As you saw in Figure 4, there were four basic options for multimedia: videos, pictures, music and radio. The first option I experimented with was video since this is the hardest feature for these devices to get right. There are many different video formats in use today, and most devices can only handle a few. With this low-cost unit, Hauppauge has taken the approach of supporting only two video formats in hardware: MPEG1 and MPEG2.
DivX videos are supported via transcoding in software on the server side. This means that you'll need a bit of horsepower to accomplish the conversion. Hauppauge recommends at least a 1.8 GHz CPU for the server.
Hauppauge advertises that up to 12 MediaMVP devices can be used on the same LAN talking to the same server, but only device at a time can play transcoded video. So if you want to have a houseful of MediaMVPs, you'll have to settle for MPEG1 or MPEG2 video.
Playing video consists of navigating through the directories previously identified on your PC to find the desired movie. Figure 5 shows the basic navigation screen.
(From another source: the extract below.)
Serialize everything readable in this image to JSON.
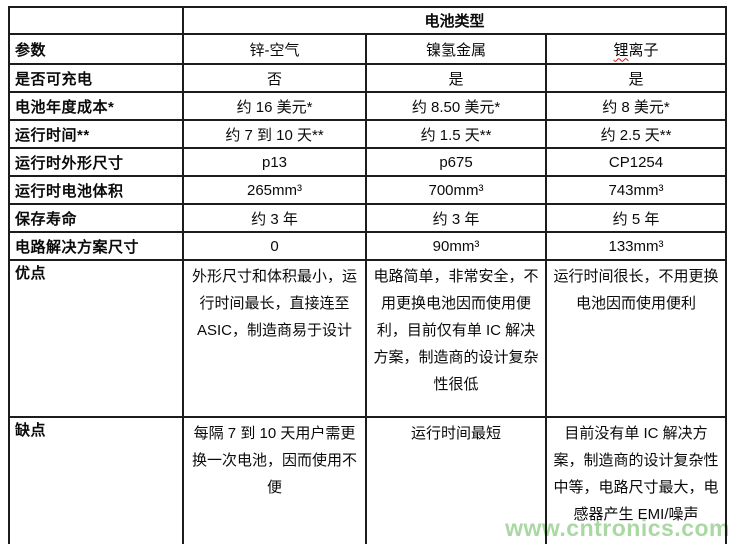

Figure 5: Video Selection Screen
My tests showed that both MPEG1 and standard-definition MPEG2 videos worked well. But I was not able to play a VOB file even though VOB files contain mostly MPEG2 data. I was able to play a number of my standard-definition DivX videos without problem, but when I attempted to play a high-def DivX video, I received an error message that said: "Data server CPU not fast enough for transcoding media."
Attempting to play an unsupported video format would give a cryptic error of: "Failed to Connect AVI Source to Splitter." I suspect that error might cause a bit of head-scratching in some households. Fast-forward and reverse modes were available when watching videos, but the overall effect was a bit slow and ragged. And to top if off, Hauppauge documents that loss of audio/video sync may occur after using fast-forward and reverse.
Each time a video started up, the banner shown in Figure 6 would display for several seconds. With short videos it became annoying, so I would have preferred to have an option to not bring it up, but I couldn't find one.
Figure 6: Annoying banner in video playback
I ran into another annoyance when navigating through the menus with the remote. The basic remote functions (Figure 7) worked well enough but Hauppauge defined a special key for exiting menus.
Figure 7: MediaMVP Remote (click to enlarge)
I can't tell you how many times I hit the "back" arrow instead of this special key to leave a sub-directory, only to get an "Undefined" error as shown Figure 8. Note that the remote is not back-lit, so if you're used to watching your videos in a darkened room, you might have a bit of trouble.
Figure 8: Undefined Key Error
One nice feature was a resume/restart pop-up menu that appeared whenever I started to play a video that I had previously started but hadn't finished. This is a feature I wished some of the other boxes I've used had. It's nice to be able to stop a long movie and then return to it later without having to fast-forward to where I left off.